When you pick up a book by Viola Shipman, you know you’re in for a treat. This heartwarming story is no exception. Her novels are always populated with broken, lost characters who have lost their way or purpose and somehow find a way back to happiness. In this one, a woman who has lost everything and has isolated herself from the world soon befriends the family that is renting from her next door and finds there may be more to life than she’d thought.

Iris is a complicated character who has a broken life and has found solace in her garden. She creates beautiful flowers which originated from her grandmother’s garden, and they bring her joy. Abby, her neighbor, is trying her best to keep her family together despite the stress of her husband’s PTSD, her new job, and caring for her young daughter. She is overwhelmed. But upon meeting Iris, she feels a kinship with the older woman and slowly they begin to create a bond. But changing one’s life isn’t always easy.

This is a beautiful story that is sure to touch your heart. Perfect for those who love heartwarming women’s fiction novels.



About the Author:

Dear Reader:

Does your garden tell a story? Mine does. And it’s the inspiration behind my new novel, The Heirloom Garden, which explores the unlikely relationship between two very different women brought together by the pain of war, but bonded by hope, purpose … and flowers.

My grandma was a grand gardener, and many of her original flowers (like her perfumed peonies!) now live in my garden. Each has a memory that reminds me of family. If you love multigenerational sagas filled with hope and history (this explores WWII Victory Gardens, and 2020 marks the 75th anniversary of WWII’s end), love to garden or just love books and flowers, The Heirloom Garden is the spring “pick” for you!

I consider The Heirloom Garden to be my richest, deepest, and most moving work to date. The later Dorothea Benton Frank, who I miss dearly, said of the novel, “Every now and then a new voice in fiction arrives to completely charm, entertain and remind us what matters. Viola Shipman is that voice.”

The Heirloom Garden explores how loss and loneliness affect us, how we cope and – too often – how we don’t. As an author, I always start my novels not with an heirloom in mind, or certain character, but a question. In this novel, my questions were, “What makes us isolate ourselves from the world? And what gives us hope?” In the novel, two women scarred by war – World War II and the Iraq War – are united by loss and a love of flowers. In my case, much of the pain I explore in the novel is real: My brother died when he was just 17, still a child in so many ways, and his loss had a profound impact on me and my family. How we healed, how we came together, how we found faith – and each other – again is a huge part of this novel.

2020 marks the 75th anniversary of the end of World War II (on August 15, 1945, Japan surrendered, with documents signed on the deck of the American battleship USS Missouri on September 2, officially ending the war).
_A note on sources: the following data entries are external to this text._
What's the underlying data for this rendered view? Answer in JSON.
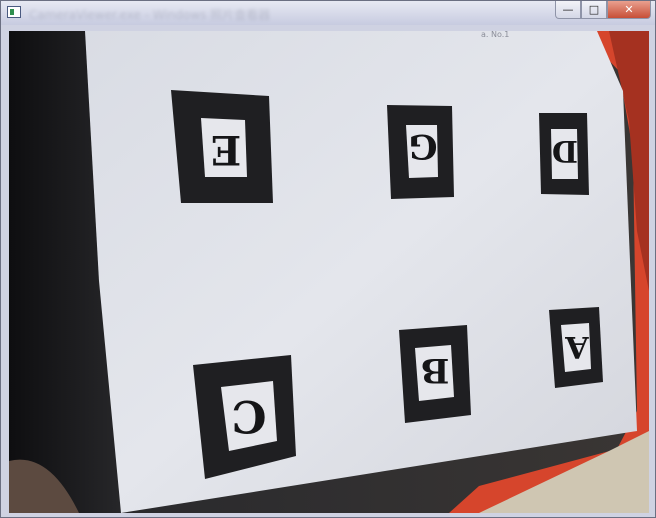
{
  "window": {
    "title": "CameraViewer.exe - Windows 照片查看器",
    "minimize_glyph": "—",
    "maximize_glyph": "□",
    "close_glyph": "✕"
  },
  "camera_view": {
    "note_text": "a. No.1",
    "markers": [
      {
        "letter": "E"
      },
      {
        "letter": "G"
      },
      {
        "letter": "D"
      },
      {
        "letter": "C"
      },
      {
        "letter": "B"
      },
      {
        "letter": "A"
      }
    ]
  }
}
In addition, The Heirloom Garden also explores the history of Victory Gardens and their importance in America and World War II. Thousands of gardens were started in cities, large and small, all across America – women leading the charge – and they helped feed their own families and communities as well as our troops and allies. Today’s resurgence of urban and community gardens is a legacy of those Victory Gardens.
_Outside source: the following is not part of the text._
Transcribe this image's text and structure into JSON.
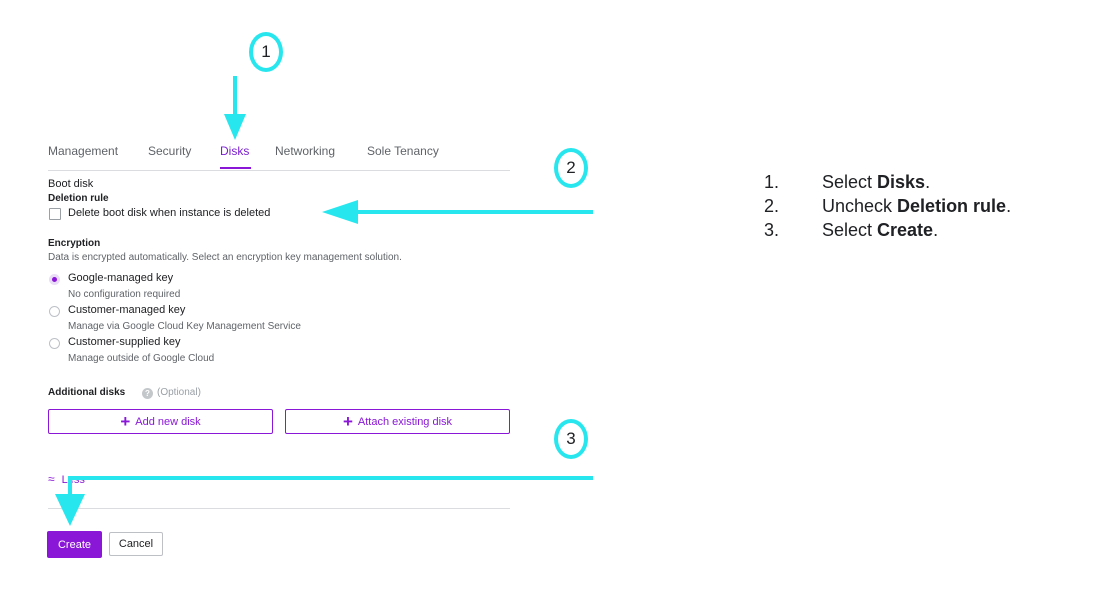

Like my previous book, The Summer Cottage – which was the #1 bestselling novel in Michigan last year – I am honored to be able to write novels that are inspired by my grandmothers’ and mom’s heirlooms, lives, lessons and love. The multigenerational family sagas I write are meant to serve as a universal tribute to our elders, whose stories and sacrifices helped shape us and make us the people we are today. They are meant to serve as a tribute to family and to remind readers of what’s most important in life. And in these turbulent times, my novels are meant to give us hope, something we need more than every right now.